Maybe if Sun didn't play games with access to the TCK in the past we wouldn't be here adn there'd be a valid test for compliance that wasn't "do what the official JDK does".


Maybe if Google had bought Sun after torpedoing it, we wouldn't be having this discussion and everyone was enjoying a Go style management with Java stuck at version 6.


You shouldn't have to buy someone to ship a competing implementation.
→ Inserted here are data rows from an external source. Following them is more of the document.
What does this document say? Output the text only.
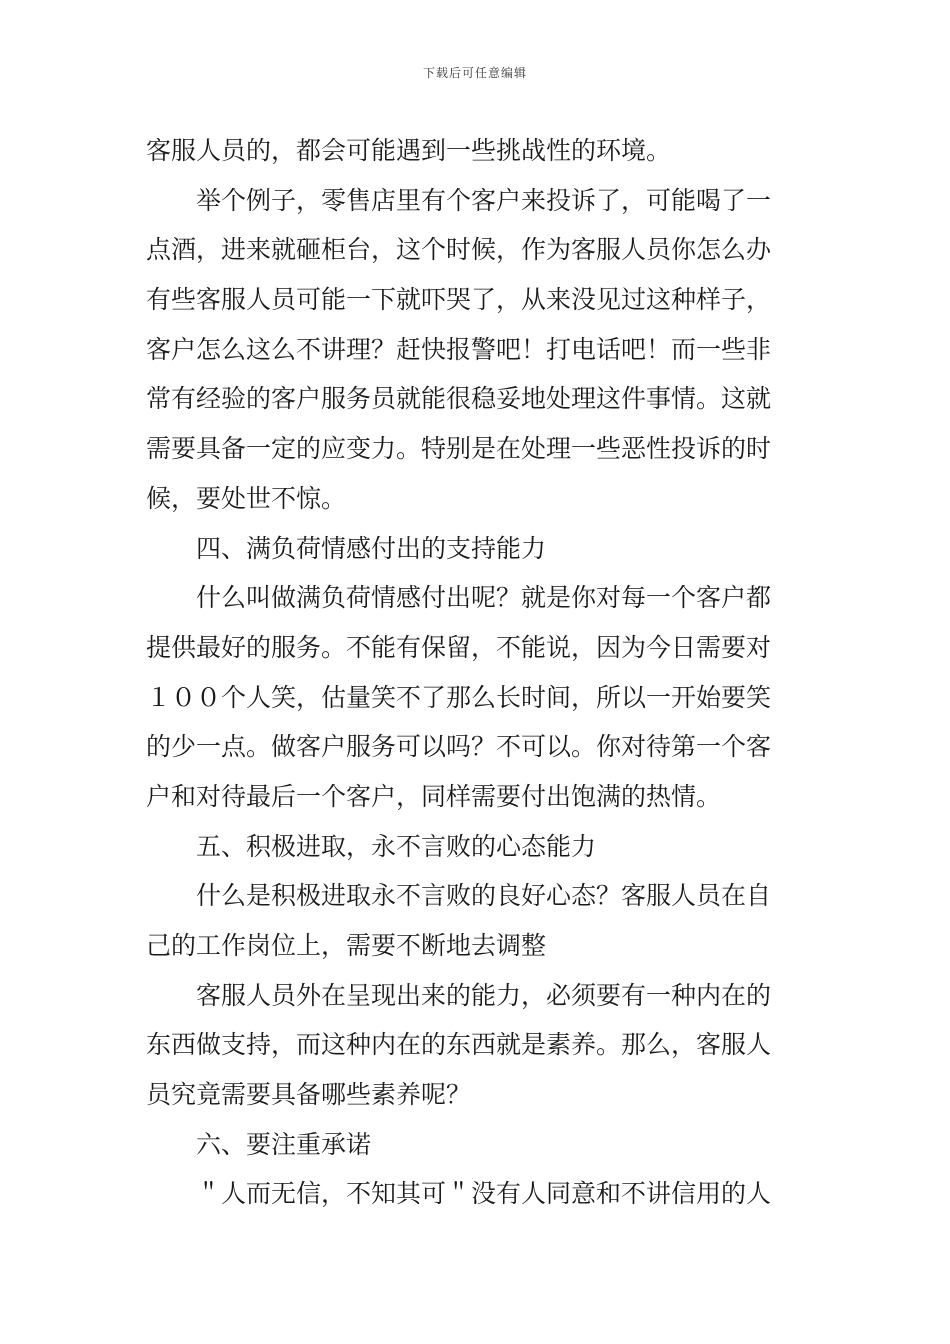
下载后可任意编辑
客服人员的，都会可能遇到一些挑战性的环境。
举个例子，零售店里有个客户来投诉了，可能喝了一
点酒，进来就砸柜台，这个时候，作为客服人员你怎么办
有些客服人员可能一下就吓哭了，从来没见过这种样子，
客户怎么这么不讲理？赶快报警吧！打电话吧！而一些非
常有经验的客户服务员就能很稳妥地处理这件事情。这就
需要具备一定的应变力。特别是在处理一些恶性投诉的时
候，要处世不惊。
四、满负荷情感付出的支持能力
什么叫做满负荷情感付出呢？就是你对每一个客户都
提供最好的服务。不能有保留，不能说，因为今日需要对
１００个人笑，估量笑不了那么长时间，所以一开始要笑
的少一点。做客户服务可以吗？不可以。你对待第一个客
户和对待最后一个客户，同样需要付出饱满的热情。
五、积极进取，永不言败的心态能力
什么是积极进取永不言败的良好心态？客服人员在自
己的工作岗位上，需要不断地去调整
客服人员外在呈现出来的能力，必须要有一种内在的
东西做支持，而这种内在的东西就是素养。那么，客服人
员究竟需要具备哪些素养呢？
六、要注重承诺
＂人而无信，不知其可＂没有人同意和不讲信用的人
And Sun wasn't torpedoed.

Do you have anything else to pivot to?


If Google didn't wanted to be sued (IBM would likely have done the same), their solution was to own Java instead of hoping that their torpedo would have sunk Sun's ship without a hiss.

I am not pivoting, Google has only itself to blame for their little J++ adventure.

"James Gosling Triangulation's Interview on Google vs. Sun"

https://www.youtube.com/watch?v=ZYw3X4RZv6Y&feature=youtu.be...

Basically wanting Java as free beer, without paying Sun any money given that Java actually required licenses for handsets/embedded deployments in pre-OpenJDK days, in the not so good economical situation that they were, withdrawing them from possible Android license revenues.

That is torpedoing, regardless how Google employees, or wannabe employees play it.


Except Sun never charged for handset/embedded deployments. They charged for access to the J2ME trademark. This case is neither about trademarks nor J2ME.

That means they wouldn't have gotten any money from SavaJe like phones either.

The only people who "torpedoed" Sun was Sun themselves.

And yes, switching from an interoperabilty argument to 'they were morally obligated to buy Sun' is very much pivoting to a different argument.